Adapun 10 nama itu adalah mereka yang lolos tahapan tes yang digelar panitia seleksi (pansel) capim KPK. Nawawi Pomolango adalah satu-satunya hakim yang lolos tes pansel.

Profil Nawawi Pomolango

Ketika mengikuti tes wawancara dengan Pansel, 28 Agustus lalu, Nawawi Pomolango mengaku tertantang menjadi pimpinan KPK sekaligus garda depan pemberantasan korupsi.

“Sebagai hakim saya sudah [berkarier] 30 tahun, gaji saya hampir Rp40 juta. Saat ini, saya berusia 57 tahun, sudah nyaman sekali, dan sebagai hakim tinggi baru pensiun di usia 67 tahun, masih 10 tahun lagi. Padahal, kalau terpilih sebagai pimpinan KPK, saya harus mundur sebagai hakim dan empat tahun lagi pensiun,” kata Nawawi di depan para anggota pansel.

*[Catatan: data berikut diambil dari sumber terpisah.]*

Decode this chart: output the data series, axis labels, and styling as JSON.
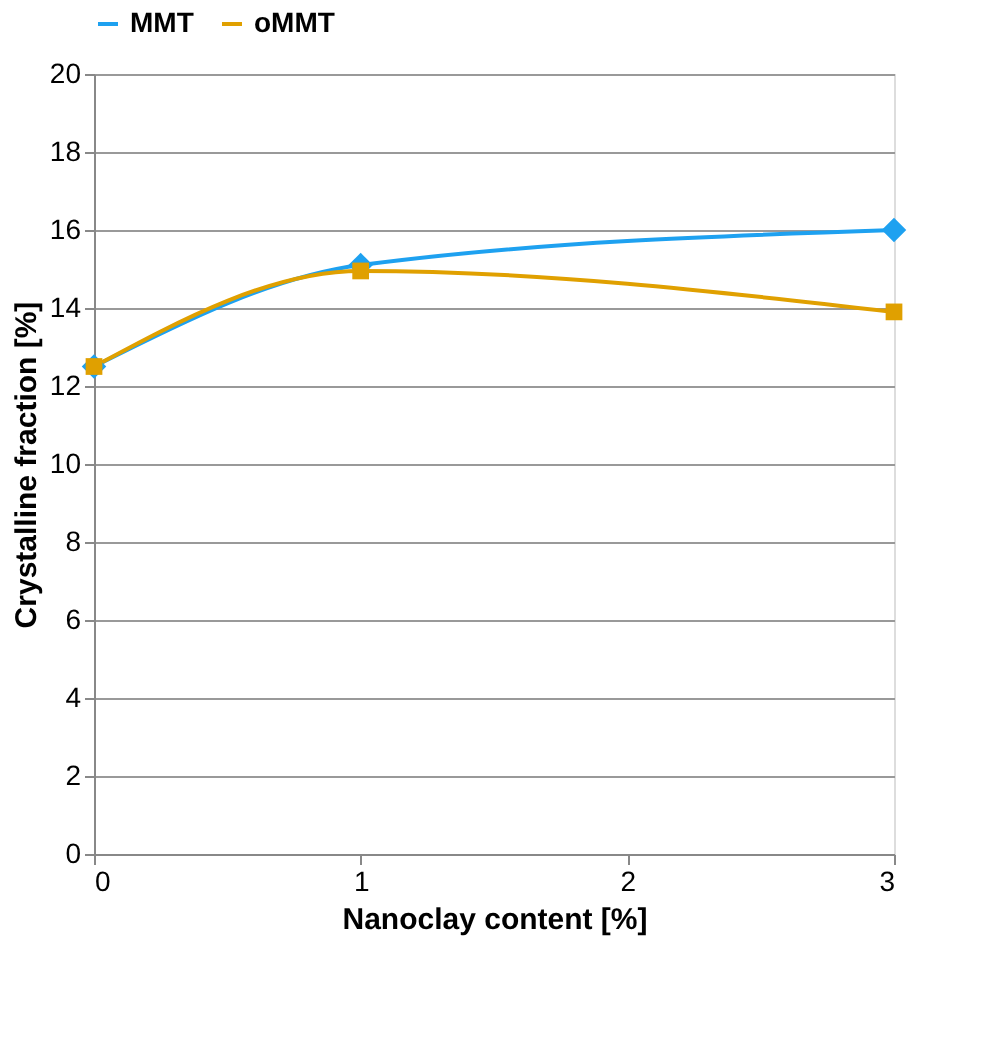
{
  "chart_data": {
    "type": "line",
    "xlabel": "Nanoclay content [%]",
    "ylabel": "Crystalline fraction [%]",
    "x": [
      0,
      1,
      3
    ],
    "series": [
      {
        "name": "MMT",
        "color": "#1ea1f0",
        "marker": "diamond",
        "values": [
          12.5,
          15.1,
          16.0
        ]
      },
      {
        "name": "oMMT",
        "color": "#e0a000",
        "marker": "square",
        "values": [
          12.5,
          14.95,
          13.9
        ]
      }
    ],
    "xlim": [
      0,
      3
    ],
    "xticks": [
      0,
      1,
      2,
      3
    ],
    "ylim": [
      0,
      20
    ],
    "yticks": [
      0,
      2,
      4,
      6,
      8,
      10,
      12,
      14,
      16,
      18,
      20
    ],
    "grid": "y",
    "legend": "top"
  }
}
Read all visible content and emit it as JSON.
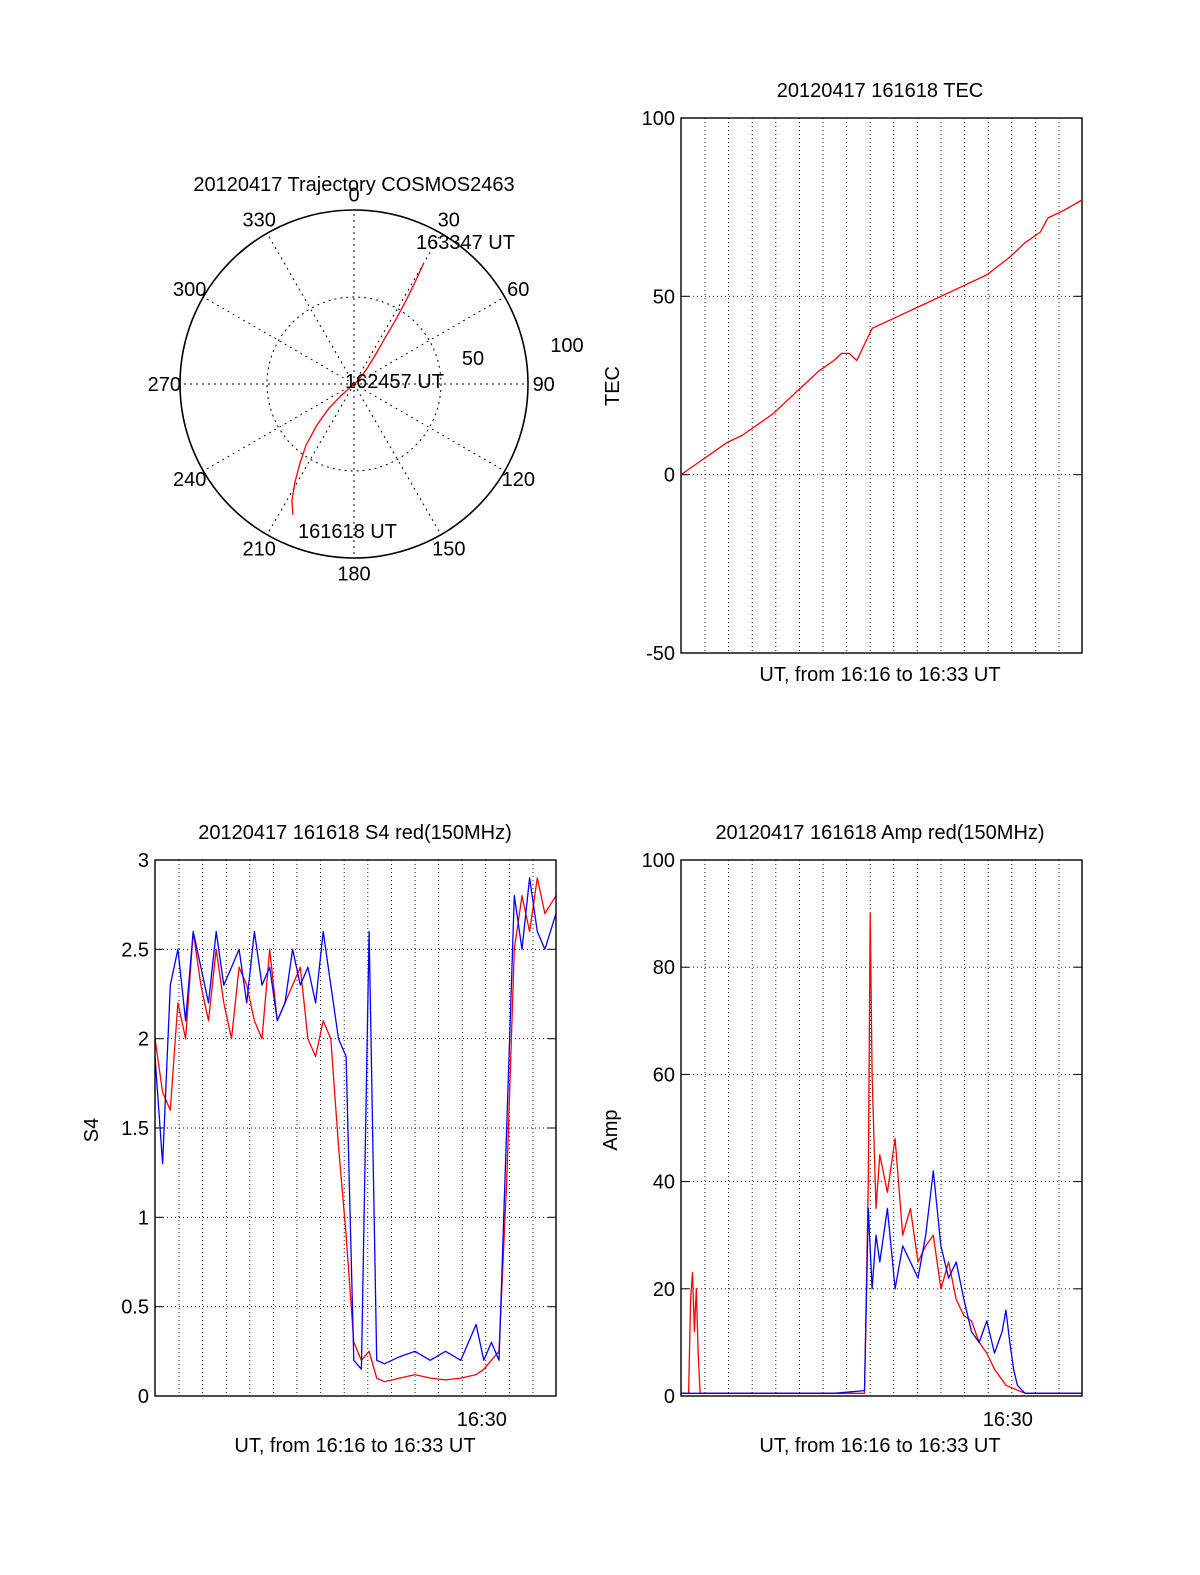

Nawawi mengakui ia sebenarnya lulus kuliah dengan spesifikasi studi hukum perdata. Akan tetapi, dia mengklaim lebih tertarik dengan hukum pidana khusus, seperti yang terkait korupsi. Saat ini, dia sedang menempuh studi S2 hukum pidana di Universitas Pasundan.

Berikut ini, rekam jejak singkat, LHKPN dan gagasan Nawawi terkait pemberantasan korupsi.

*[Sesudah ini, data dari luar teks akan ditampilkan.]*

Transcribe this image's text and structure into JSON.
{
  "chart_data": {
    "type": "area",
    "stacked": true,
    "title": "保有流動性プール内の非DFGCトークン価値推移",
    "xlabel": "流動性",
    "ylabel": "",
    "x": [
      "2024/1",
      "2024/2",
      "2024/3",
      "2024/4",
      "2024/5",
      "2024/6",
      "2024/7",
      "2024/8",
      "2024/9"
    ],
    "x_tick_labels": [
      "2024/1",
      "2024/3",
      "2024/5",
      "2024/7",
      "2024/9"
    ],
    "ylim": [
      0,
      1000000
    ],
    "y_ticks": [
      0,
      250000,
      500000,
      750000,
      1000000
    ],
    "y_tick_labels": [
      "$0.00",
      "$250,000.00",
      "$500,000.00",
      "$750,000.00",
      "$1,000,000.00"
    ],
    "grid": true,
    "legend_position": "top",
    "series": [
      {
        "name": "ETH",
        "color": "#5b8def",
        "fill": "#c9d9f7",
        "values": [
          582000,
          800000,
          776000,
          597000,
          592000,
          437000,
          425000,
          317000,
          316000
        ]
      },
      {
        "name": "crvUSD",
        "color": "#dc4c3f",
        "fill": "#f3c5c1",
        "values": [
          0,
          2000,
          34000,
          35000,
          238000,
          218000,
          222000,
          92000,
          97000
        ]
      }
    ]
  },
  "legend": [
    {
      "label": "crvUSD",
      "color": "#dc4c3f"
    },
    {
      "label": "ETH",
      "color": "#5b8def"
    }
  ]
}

1. Rekam Jejak Nawawi Pomolango

Nawawi Pomolango kini berstatus sebagai hakim di Pengadilan Tinggi Denpasar, Bali. Dia memulai karier sebagai hakim di Pengadilan Negeri (PN) Soasio Tidore pada 1992. Lalu, di PN Tondano, PN Balikpapan, PN Makassar, PN Poso, PN Jakarta Pusat, PN Bandung serta PN Samarinda.

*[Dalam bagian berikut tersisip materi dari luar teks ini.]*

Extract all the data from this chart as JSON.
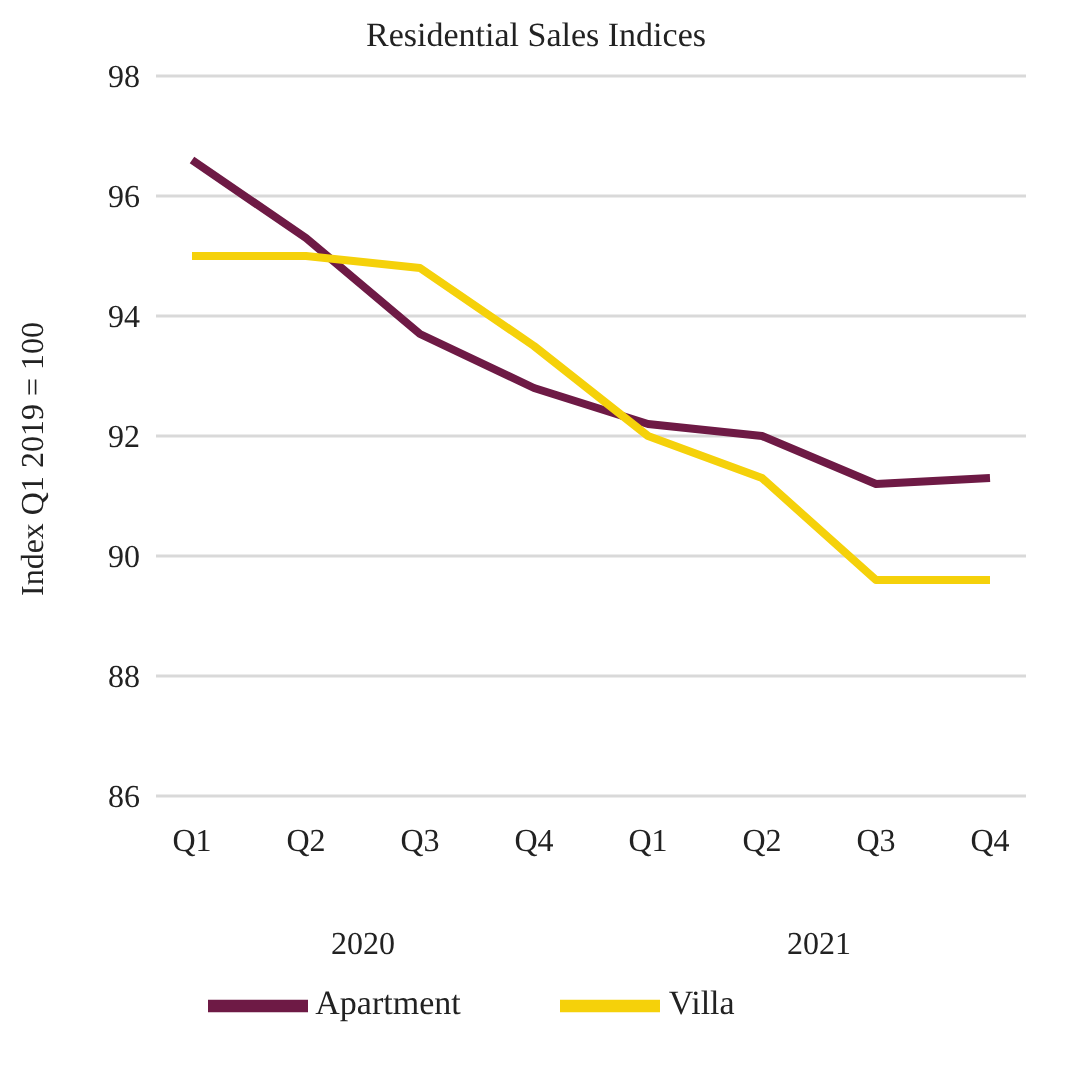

Sebelum menjadi hakim tinggi, Nawawi menjabat Ketua PN Jakarta Timur pada 2016-2017. Saat aktif menjadi hakim di Jakarta, dia pun beberapa kali bertugas mengadili perkara korupsi penting.

Dia pernah mengadili perkara suap eks Hakim Mahkamah Konstitusi (MK) Patrialis Akbar. Majelis hakim yang diketuai Nawawi menjatuhkan vonis 8 tahun penjara dan denda Rp300 juta kepada Patrialis, yang juga diwajibkan mengembalikan Rp4 juta dan USD10 ribu ke negara. Vonis itu jauh lebih rendah dari tuntutan jaksa KPK, yakni 12,5 tahun penjara dan denda Rp500 juta.

Nawawi juga menjadi ketua majelis hakim yang mengadili penyuap Patrialis, yaitu pengusaha Basuki Hariman. Nawawi memvonis Basuki dengan hukuman 7 tahun penjara dan denda Rp400 juta. Vonis itu lagi-lagi lebih ringan dari tuntutan jaksa, yakni 11 tahun bui dan denda Rp1 miliar.

Di kasus Irman Gusman, Nawawi kembali memimpin majelis hakim yang menjatuhkan vonis lebih rendah dari tuntutan jaksa. Mantan Ketua DPD RI yang terjerat kasus suap itu divonis 4,5 tahun bui dan denda Rp200 juta. Adapun tuntutan jaksa KPK ialah hukuman 7 tahun penjara dan denda Rp200 juta.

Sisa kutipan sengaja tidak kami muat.